文庫本を買った訳ではなく、図書館でハードカバーを借りて読んだ。
どういう訳だか、これは買わずに済ませてしまった。
舞台は二・二六事件だと言う事は帯やネットで知ってはいたけど、
なるほどこんな感じか。
図書館で「ライオン・ハート」も読んだが、
「ロミオとロミオは永遠に」など含めて私には恩田ワールドは現世が一番しっくりくる。
「三月は深き紅の淵を」で試した入れ子構造を、歴史的・時間的概念にも当て嵌めてみよう
そう言うアイディアから生まれた作品なんだろうけど、技巧的かもしれないが私の好みではないな。

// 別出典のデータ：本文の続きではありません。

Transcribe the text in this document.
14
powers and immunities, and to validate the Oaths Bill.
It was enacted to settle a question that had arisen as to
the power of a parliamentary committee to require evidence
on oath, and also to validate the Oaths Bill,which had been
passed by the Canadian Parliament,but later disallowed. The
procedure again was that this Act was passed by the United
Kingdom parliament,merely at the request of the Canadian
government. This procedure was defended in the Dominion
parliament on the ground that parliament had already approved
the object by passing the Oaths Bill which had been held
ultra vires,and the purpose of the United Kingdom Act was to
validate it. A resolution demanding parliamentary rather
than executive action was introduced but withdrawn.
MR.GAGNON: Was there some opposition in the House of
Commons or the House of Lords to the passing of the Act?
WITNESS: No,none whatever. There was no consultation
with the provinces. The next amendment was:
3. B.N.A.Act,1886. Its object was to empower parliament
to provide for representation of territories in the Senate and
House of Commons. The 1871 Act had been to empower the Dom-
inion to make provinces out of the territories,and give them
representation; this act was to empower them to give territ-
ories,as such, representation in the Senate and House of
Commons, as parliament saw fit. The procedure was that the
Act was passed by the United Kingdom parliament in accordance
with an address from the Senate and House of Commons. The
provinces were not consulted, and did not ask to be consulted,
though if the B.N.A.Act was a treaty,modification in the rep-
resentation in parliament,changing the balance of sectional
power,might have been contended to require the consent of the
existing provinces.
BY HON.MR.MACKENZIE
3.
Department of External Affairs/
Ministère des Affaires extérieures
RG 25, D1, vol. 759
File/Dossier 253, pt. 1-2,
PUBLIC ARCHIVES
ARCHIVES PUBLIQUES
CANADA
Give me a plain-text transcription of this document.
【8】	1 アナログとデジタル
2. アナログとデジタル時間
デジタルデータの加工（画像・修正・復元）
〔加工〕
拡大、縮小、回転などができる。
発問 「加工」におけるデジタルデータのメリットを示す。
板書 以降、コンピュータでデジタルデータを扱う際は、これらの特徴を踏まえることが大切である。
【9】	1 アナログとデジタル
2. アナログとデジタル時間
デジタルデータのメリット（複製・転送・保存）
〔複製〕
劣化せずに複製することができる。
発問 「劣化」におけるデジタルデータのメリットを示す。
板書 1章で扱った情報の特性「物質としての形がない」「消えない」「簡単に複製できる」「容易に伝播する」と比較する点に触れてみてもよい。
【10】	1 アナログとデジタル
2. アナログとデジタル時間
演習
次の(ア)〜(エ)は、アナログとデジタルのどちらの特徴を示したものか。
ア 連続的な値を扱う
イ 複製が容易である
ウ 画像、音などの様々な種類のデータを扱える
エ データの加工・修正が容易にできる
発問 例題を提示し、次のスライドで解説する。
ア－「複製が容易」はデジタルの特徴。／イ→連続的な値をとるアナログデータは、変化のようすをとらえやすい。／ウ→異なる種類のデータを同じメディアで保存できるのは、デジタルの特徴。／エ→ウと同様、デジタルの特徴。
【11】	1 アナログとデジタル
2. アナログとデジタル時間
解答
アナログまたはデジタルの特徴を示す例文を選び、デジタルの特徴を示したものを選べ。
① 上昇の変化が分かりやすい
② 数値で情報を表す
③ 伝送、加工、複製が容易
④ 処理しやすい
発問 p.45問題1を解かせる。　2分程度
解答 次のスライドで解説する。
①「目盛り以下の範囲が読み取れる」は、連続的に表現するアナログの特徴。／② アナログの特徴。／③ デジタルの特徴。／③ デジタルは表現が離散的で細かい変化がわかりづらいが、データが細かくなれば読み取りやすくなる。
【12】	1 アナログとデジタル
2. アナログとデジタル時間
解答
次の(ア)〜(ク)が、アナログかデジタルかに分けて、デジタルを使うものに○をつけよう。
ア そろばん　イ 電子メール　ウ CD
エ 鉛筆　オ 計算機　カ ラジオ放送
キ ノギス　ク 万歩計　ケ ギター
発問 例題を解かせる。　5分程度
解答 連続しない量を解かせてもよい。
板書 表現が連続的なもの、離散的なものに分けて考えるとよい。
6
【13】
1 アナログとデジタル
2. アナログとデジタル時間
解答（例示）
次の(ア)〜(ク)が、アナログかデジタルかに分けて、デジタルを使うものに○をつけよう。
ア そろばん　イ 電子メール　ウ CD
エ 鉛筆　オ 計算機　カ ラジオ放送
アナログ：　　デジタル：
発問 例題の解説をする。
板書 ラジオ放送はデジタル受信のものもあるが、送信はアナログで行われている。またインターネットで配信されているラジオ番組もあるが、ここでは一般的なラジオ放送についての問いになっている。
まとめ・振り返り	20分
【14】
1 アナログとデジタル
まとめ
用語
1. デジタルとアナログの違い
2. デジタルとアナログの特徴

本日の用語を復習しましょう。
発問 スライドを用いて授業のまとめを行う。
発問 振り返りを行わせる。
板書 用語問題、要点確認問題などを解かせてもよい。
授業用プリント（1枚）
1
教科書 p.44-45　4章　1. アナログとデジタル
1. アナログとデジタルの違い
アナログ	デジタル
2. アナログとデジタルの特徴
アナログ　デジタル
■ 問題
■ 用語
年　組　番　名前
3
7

歴史をモチーフにすると、どうしたって比較対象としての史実、事実、真実が現存してしまうから、
やっぱりそれには勝てないでしょう。だったら100%虚構で勝負してもらいたい。
軍隊を舞台にしている辺りは、村上龍の「5分後の世界」や「半島を出よ」なんかも想起させたね。
イサオ・オサリヴァンが活躍する(のであろう)「グリーンスリーブス」が待ち遠しい。
このところ恩田陸の文庫化が遅れているから、
文庫化してない他のハードカバーも借りてきて読んでしまおうかな。